One Sunday afternoon, I came onto the ward to find Lucy carting black bags out of his room, piling them up by the nurse’s station. Next, she pushed the bed out into the corridor, emptying Billy’s room completely. Then she tuned the radio to a programme of dance music. She and Billy started to dance in his empty room, the waltz, the cha cha, the foxtrot. They were perfectly in harmony, completely at peace dancing together. That embodied for me what nursing could and should be – meeting a patient’s needs in the most unexpected ways. The way we nursed those patients while they were dying is the best nursing the NHS has ever done, and I wish we could still do it that way.
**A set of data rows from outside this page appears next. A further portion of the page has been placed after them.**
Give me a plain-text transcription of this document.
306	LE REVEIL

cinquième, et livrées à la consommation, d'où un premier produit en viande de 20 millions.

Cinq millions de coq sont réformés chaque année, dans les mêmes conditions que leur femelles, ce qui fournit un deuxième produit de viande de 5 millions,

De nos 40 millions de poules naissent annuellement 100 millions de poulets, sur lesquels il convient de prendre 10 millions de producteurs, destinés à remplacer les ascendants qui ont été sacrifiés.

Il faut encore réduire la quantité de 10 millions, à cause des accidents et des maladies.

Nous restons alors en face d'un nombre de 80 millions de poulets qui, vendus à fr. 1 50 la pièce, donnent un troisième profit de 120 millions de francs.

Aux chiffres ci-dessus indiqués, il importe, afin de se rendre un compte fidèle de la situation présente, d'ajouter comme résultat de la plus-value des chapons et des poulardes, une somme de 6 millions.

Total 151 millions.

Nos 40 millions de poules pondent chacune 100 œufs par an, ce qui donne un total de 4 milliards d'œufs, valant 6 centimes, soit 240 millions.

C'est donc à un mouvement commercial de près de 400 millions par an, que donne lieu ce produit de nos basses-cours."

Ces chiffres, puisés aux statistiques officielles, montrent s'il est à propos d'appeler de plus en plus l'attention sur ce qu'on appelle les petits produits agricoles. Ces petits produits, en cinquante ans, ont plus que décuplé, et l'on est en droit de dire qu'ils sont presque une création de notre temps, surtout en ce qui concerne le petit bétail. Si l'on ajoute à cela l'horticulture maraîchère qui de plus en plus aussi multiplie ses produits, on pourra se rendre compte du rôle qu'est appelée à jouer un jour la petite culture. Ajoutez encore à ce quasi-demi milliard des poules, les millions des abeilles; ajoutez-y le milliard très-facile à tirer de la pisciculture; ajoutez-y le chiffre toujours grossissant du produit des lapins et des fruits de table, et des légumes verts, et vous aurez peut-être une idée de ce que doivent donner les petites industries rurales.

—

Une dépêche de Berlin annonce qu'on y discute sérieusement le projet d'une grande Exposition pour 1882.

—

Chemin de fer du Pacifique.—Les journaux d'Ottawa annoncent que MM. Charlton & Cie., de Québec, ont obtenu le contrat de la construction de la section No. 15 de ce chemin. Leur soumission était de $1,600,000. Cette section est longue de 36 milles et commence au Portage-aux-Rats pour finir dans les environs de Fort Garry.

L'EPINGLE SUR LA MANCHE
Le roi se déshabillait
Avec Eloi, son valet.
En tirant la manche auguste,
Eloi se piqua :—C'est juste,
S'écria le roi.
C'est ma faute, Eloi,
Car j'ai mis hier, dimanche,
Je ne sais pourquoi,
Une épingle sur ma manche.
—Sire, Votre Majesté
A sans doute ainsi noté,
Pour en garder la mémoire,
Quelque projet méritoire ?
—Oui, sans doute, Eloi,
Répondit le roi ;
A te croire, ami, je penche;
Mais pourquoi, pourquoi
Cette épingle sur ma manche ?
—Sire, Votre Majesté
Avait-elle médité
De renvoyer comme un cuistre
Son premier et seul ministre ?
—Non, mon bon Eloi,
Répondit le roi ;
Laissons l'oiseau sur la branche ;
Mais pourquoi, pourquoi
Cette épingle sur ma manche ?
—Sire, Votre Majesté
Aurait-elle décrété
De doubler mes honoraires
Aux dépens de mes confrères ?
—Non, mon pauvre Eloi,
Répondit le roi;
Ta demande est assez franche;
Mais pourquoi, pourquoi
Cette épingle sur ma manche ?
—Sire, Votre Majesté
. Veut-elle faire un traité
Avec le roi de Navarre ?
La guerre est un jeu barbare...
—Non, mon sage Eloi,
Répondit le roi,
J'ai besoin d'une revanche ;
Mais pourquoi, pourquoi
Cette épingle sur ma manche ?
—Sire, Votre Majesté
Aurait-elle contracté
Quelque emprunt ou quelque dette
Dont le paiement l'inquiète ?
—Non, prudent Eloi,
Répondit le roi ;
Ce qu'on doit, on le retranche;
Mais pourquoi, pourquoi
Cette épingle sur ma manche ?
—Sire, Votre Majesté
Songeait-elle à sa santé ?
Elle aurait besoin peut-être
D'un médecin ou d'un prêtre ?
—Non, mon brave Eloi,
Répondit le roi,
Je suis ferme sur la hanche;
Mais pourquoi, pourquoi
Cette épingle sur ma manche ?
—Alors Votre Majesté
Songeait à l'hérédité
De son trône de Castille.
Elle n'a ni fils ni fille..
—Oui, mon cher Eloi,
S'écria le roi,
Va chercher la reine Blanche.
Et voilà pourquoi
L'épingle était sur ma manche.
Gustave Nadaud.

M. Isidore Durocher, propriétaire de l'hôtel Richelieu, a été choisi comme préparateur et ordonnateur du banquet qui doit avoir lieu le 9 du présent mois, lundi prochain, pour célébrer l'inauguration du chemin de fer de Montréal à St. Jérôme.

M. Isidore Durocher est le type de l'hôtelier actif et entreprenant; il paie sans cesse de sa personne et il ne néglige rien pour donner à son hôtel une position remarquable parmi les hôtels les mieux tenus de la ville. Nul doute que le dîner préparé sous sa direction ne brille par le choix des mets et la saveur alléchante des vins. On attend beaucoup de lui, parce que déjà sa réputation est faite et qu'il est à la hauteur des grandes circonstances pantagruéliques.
Around 1996, the first anti-retroviral drugs arrived, and slowly the death rate began to fall. Soon, everything in HIV was pharmaceutically-driven. We more often saw people who were ill because of side-effects caused by their treatment, not because of AIDS.A large part of our job was to motivate patients to remain on their medication. Western people with HIV were generally open to trying the drugs, whereas many African patients were much more reluctant, fatalistic about letting AIDS kill them. Eventually fewer beds were needed, so Broderip Ward closed and we were moved to another part of the hospital. I used to go up to Broderip to look into the empty ward and remember the patients I’d met. One day, a man had beaten me to it, peering through the doors, the partner of a patient who’d died, there to remember too.
Nurses are important to patients, but the reverse is also true – we remember patients and are shaped by them. I’m a different person, and a better nurse, because of all the people I’ve nursed into death, and I still feel the loss of those young men and women. And if I feel like this all these years on, how must their family, friends and partners feel?